High power costs and limits on energy consumption in China may make it increasingly difficult for graphite producers to stockpile material to serve customers during the winter months. Graphite producers typically halt production from mid-November/December until March.
Prohibitively cold temperatures in northern China's Heilongjiang province, where the majority of natural flake graphite production is centered, typically prompt extended graphite production stoppages, with producers supplying customers from inventory during the outage period.
If natural graphite producers in Heilongjiang are unable to produce sufficient volumes of material for their stockpiles, given power shortages and elevated electricity costs, we may see natural graphite shortages emerge in the coming months, lending upward support to prices.
The manufacturing process for synthetic graphite is highly power-intensive, with the Chinese power issues also potentially affecting both synthetic graphite production and costs in the coming months.
Synthetic graphite is produced from calcined petroleum coke, needle coke or coal tar pitch, with the process requiring incredibly high temperatures and demanding energy consumption of more than 12,000kWh per tonne.
A large share of China's synthetic graphite capacity is located in Inner Mongolia, where numerous power-intensive industries are based, due to traditionally competitive power costs and ample availability.

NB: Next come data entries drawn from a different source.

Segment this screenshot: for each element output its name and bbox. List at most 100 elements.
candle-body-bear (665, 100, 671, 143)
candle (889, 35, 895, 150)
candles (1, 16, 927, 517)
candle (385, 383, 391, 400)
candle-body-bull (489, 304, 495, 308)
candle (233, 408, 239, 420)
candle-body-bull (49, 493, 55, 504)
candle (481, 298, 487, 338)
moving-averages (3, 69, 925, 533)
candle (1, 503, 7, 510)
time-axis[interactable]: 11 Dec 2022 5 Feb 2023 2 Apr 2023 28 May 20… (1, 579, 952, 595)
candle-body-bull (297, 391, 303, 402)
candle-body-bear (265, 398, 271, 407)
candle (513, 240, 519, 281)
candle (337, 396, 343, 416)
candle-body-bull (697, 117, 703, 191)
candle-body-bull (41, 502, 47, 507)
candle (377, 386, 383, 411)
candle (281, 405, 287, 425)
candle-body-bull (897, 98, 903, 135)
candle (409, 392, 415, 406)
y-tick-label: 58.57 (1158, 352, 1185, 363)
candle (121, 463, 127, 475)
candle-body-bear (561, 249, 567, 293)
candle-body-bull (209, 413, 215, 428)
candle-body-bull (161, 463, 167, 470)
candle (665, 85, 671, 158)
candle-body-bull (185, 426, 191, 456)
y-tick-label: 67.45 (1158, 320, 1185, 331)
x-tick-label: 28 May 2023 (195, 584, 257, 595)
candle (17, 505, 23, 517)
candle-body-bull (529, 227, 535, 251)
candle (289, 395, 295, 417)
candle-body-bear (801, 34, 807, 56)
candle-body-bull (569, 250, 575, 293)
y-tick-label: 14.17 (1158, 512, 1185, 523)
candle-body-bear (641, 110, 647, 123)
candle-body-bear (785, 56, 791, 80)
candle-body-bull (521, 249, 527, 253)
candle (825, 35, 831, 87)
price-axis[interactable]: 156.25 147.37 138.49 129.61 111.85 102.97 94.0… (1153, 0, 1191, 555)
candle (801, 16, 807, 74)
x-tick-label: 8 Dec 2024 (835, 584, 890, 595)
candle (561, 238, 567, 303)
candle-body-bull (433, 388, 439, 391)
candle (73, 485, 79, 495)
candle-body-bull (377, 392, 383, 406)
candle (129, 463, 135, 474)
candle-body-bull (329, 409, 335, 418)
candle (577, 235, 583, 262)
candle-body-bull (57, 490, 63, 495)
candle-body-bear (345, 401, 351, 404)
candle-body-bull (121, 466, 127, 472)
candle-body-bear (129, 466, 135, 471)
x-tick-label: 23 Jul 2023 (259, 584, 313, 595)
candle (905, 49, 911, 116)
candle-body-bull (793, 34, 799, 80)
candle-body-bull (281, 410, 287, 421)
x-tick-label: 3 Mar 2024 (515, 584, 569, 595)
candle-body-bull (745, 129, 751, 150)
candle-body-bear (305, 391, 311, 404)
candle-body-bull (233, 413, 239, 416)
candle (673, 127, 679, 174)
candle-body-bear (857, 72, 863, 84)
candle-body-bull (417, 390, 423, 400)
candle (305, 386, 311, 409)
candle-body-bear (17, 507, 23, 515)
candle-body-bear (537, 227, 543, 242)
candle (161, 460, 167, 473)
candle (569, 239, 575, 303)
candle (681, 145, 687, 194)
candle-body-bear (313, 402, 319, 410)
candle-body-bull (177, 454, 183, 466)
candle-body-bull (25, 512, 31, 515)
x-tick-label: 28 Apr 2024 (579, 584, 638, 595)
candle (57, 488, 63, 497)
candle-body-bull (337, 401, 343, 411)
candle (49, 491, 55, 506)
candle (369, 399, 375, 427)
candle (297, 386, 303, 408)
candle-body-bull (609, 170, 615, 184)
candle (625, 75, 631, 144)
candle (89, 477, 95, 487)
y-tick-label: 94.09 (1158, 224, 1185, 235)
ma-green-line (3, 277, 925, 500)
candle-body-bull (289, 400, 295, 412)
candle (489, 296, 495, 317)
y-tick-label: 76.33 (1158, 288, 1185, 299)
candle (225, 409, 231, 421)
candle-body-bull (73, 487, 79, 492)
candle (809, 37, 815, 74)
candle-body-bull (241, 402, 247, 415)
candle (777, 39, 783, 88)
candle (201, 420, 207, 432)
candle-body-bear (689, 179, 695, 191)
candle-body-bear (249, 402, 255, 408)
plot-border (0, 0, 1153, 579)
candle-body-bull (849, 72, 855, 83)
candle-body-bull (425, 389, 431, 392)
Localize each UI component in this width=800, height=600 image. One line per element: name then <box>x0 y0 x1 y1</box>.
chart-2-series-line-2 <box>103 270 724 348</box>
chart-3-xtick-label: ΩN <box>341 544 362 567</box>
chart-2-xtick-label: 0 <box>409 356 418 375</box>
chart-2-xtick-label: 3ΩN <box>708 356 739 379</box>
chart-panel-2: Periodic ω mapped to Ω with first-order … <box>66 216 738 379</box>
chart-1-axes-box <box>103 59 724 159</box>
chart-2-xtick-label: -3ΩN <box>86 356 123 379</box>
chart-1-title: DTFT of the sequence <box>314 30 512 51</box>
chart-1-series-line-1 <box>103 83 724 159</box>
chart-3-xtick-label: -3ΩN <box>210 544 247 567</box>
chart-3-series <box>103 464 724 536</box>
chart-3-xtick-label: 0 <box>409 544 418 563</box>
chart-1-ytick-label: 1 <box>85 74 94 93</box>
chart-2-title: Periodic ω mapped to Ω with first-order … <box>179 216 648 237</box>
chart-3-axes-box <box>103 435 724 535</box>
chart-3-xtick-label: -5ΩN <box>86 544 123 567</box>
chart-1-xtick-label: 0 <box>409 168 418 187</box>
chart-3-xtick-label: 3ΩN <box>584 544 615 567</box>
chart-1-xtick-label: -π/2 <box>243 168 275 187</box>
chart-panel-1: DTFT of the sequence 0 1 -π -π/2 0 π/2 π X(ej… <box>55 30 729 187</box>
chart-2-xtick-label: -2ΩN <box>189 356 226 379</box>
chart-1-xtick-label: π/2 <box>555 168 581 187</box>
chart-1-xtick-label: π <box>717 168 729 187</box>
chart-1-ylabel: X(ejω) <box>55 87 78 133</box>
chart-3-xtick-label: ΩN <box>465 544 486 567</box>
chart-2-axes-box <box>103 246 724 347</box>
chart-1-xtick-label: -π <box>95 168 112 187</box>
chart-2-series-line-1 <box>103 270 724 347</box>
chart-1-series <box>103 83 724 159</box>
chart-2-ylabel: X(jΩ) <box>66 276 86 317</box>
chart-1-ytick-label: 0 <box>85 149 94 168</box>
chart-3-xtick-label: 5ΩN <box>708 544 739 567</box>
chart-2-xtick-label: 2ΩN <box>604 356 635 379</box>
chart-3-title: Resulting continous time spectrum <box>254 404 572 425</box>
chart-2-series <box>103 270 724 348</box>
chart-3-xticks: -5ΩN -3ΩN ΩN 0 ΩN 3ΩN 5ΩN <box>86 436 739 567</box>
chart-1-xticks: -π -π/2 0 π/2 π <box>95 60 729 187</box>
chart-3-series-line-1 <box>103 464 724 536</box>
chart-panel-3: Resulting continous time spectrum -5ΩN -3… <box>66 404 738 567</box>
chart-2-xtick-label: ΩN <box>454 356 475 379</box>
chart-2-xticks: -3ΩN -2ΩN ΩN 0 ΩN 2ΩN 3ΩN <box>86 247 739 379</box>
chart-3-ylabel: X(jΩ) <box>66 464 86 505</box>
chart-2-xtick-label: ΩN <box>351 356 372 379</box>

But power supplies and costs are being negatively affected in this region as well.
With Chinese electric-vehicle battery producers typically consuming a blend of natural flake and synthetic graphite in anode production, we would expect to see consumers shifting to the more readily available product or competitively-priced product.
But with supplies of both natural flake and synthetic graphite poised for reduced production at higher costs, we expect tightness across the graphite sector to lead to higher prices during the October-December quarter of 2021.